What are your favourite bits?
I am rather fond of how "proud" we are to take part in ANZAC Day. *shudder*
I also like the implication that Gallipoli had something to do with "defend"-ing... well anybody really. It's a pretty impressive argument that can conclude that we took part in the invasion of Turkey in order to defend Australia.
I'm also amused that for some reason "Australian and New Zealand Army Corps" was just too hard for these kids. Or something.
But really, how can you go past "a big fight between countries who disagree over some things"? That's.... jaw dropping. In the context of 5-8 year olds, I can see these kids thinking that war is somewhere between a screaming match over who had it first and an all-in brawl with a spot of punching and kicking. Of course, wars do often start out as a screaming match over who had it first, but they aren't discussing the causes.
I realise it's tricky, and I think there is a reasonable argument to ignore ANZAC Day altogether in infants school, but if you're going to go there, you can't do it disingenuously. Surely "a big fight between countries in which lots of people die" would be closer, without getting into particularly nasty detail?

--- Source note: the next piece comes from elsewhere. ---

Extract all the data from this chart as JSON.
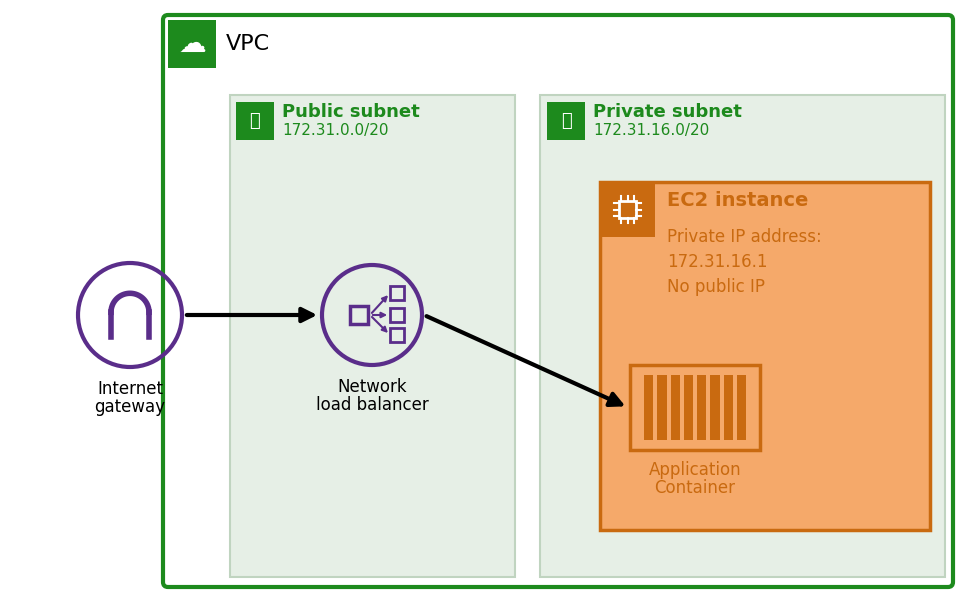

I think I'd be much happier if they just left it alone until at least primary school. This pro-ANZAC Day propaganda campaign in schools is very disturbing. When I went to school, ANZAC Day was presented as a day to mark all that is stupid, awful and pointless about war, with a side helping of the value of friendship, ingenuity and disobeying orders. We were taught that Gallipoli was a monumental management cock up, that ANZAC soldiers were treated by the lofty British as disposable cannon fodder, and that above all, this kind of thing should never be allowed to happen again. We were taught that following stupid orders is not brave and loyal, it's stupid and fatal.
Not that I think what we were taught ticked all the boxes. There was still a glorification of the ANZAC soldiers - the whole "ANZAC soldiers were better/smarter/more effective", which smacks of nationalism, although it probably has a grain of truth. More importantly, we weren't taught the wider implications of the invasion of Turkey nor any of the horrors visited upon the "bad guys" by the "good guys". Nor did anyone ever mention the Armenian genocide that was taking place on the very same day. I notice that in all the "Aussies and Turks are mates now" stuff that goes on in Gallipoli itself, the Armenians don't get a mention either.
I think perhaps it is time for parents and P&Cs to take a long hard look at the materials being given to schools for ANZAC Day, and ask what we want our kids to be taught.
ETA: Credit where it's due - apparently Ben's teacher expressed concern with the use of the word "proud".